Le désespoir de Job. William Blake, 1805. Plume et encre noire, lavis gris et aquarelle, sur traces de mine de plomb. The Morgan Library, New York (Wikipédia).

Job dans les dialogues – Les textes d’espérance

Hervé TremblayHervé Tremblay | 27 mai 2024

Connaître le livre de Job est une série d’articles où Hervé Tremblay nous introduit à un genre littéraire singulier et à une œuvre qui se démarque dans la grande bibliothèque qu’est la Bible.
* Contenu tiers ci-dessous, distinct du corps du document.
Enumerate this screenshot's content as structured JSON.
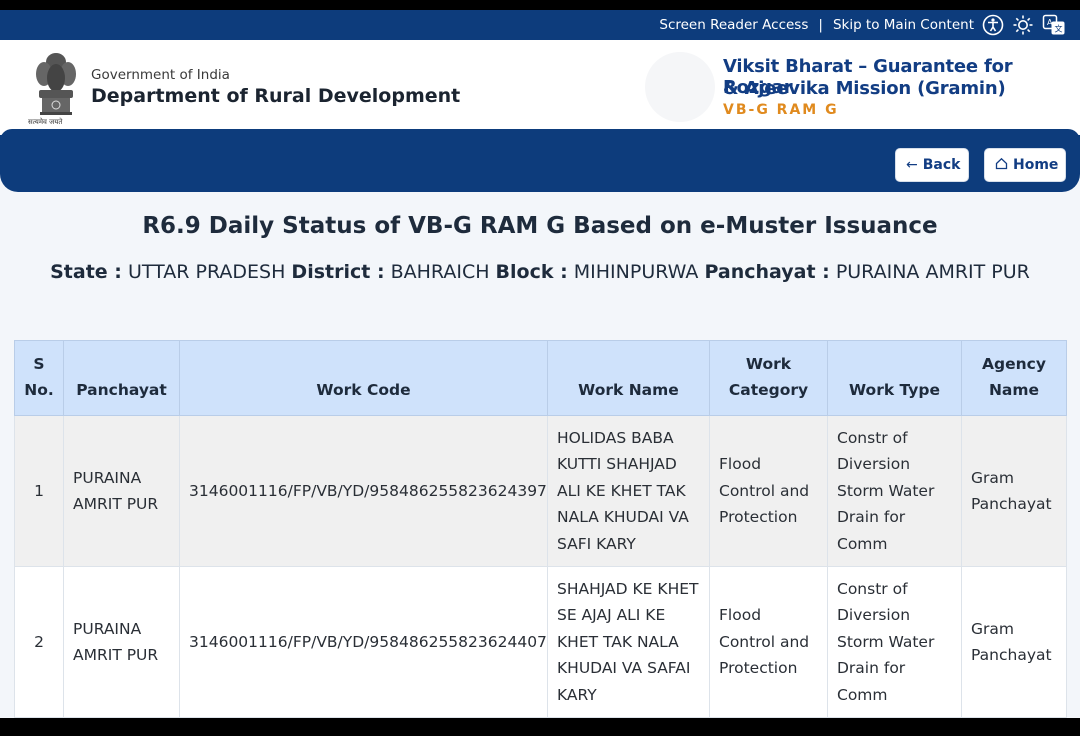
{
  "topbar": {
    "screen_reader": "Screen Reader Access",
    "separator": "|",
    "skip": "Skip to Main Content"
  },
  "header": {
    "gov_small": "Government of India",
    "gov_big": "Department of Rural Development",
    "emblem_caption": "सत्यमेव जयते",
    "mission_line1": "Viksit Bharat – Guarantee for Rozgar",
    "mission_line2": "& Ajeevika Mission (Gramin)",
    "mission_line3": "VB-G RAM G"
  },
  "nav": {
    "back_label": "Back",
    "home_label": "Home"
  },
  "report": {
    "title": "R6.9 Daily Status of VB-G RAM G Based on e-Muster Issuance",
    "state_label": "State :",
    "state_value": "UTTAR PRADESH",
    "district_label": "District :",
    "district_value": "BAHRAICH",
    "block_label": "Block :",
    "block_value": "MIHINPURWA",
    "panchayat_label": "Panchayat :",
    "panchayat_value": "PURAINA AMRIT PUR"
  },
  "table": {
    "headers": {
      "sno_line1": "S",
      "sno_line2": "No.",
      "panchayat": "Panchayat",
      "work_code": "Work Code",
      "work_name": "Work Name",
      "work_category_line1": "Work",
      "work_category_line2": "Category",
      "work_type": "Work Type",
      "agency_line1": "Agency",
      "agency_line2": "Name"
    },
    "rows": [
      {
        "sno": "1",
        "panchayat": "PURAINA AMRIT PUR",
        "work_code": "3146001116/FP/VB/YD/958486255823624397",
        "work_name": "HOLIDAS BABA KUTTI SHAHJAD ALI KE KHET TAK NALA KHUDAI VA SAFI KARY",
        "work_category": "Flood Control and Protection",
        "work_type": "Constr of Diversion Storm Water Drain for Comm",
        "agency": "Gram Panchayat"
      },
      {
        "sno": "2",
        "panchayat": "PURAINA AMRIT PUR",
        "work_code": "3146001116/FP/VB/YD/958486255823624407",
        "work_name": "SHAHJAD KE KHET SE AJAJ ALI KE KHET TAK NALA KHUDAI VA SAFAI KARY",
        "work_category": "Flood Control and Protection",
        "work_type": "Constr of Diversion Storm Water Drain for Comm",
        "agency": "Gram Panchayat"
      }
    ]
  },
  "colors": {
    "primary_blue": "#0d3c7c",
    "accent_orange": "#e08a1e",
    "header_cell": "#cfe2fb"
  }
}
Notre troisième regard sur les dialogues entre Job et ses amis se termine avec une surprise : l’espérance de Job. En effet, dans des discours très sérieux, parfois, ça et là, Job fait preuve d’une espérance surprenante, inexplicable et, il faut le dire, imprécise. Comme des nuages épais et sombres qui laissent rapidement passer le soleil, les quelques textes d’espérance ressortent soudainement pour disparaître aussitôt. Leur diversité même souligne que cette espérance n’est pas claire. Contrairement à plusieurs commentateurs ou prédicateurs, il ne faut pas s’empresser de conclure qu’ils concernent nécessairement Dieu. Logiquement, Job ne peut pas, d’un côté, accuser Dieu et le tenir responsable de ses malheurs et, de l’autre côté, avoir en lui son espérance. Si c’est le cas, il faut bien expliquer comment cela serait possible.

Notons d’abord que les mots « espérance / espoir » se rencontrent peu dans le livre, sinon pour affirmer qu’il n’y en a pas pour Job (cf. Jb 7,6 ; 13,15 ; 14,7-10 ; 17,13-15 ; 19,10 ; 30,26) ou pour clamer qu’il n’y en a pas non plus pour l’impie (8,13 ; 11,20 vs 11,18 ; 14,19 ; 27,8). Ce qui est remarquable, c’est que le vocabulaire de l’espérance se trouve souvent dans les chapitres où il y a l’un des textes dont nous parlons (Jb 7 ; 14 ; 19).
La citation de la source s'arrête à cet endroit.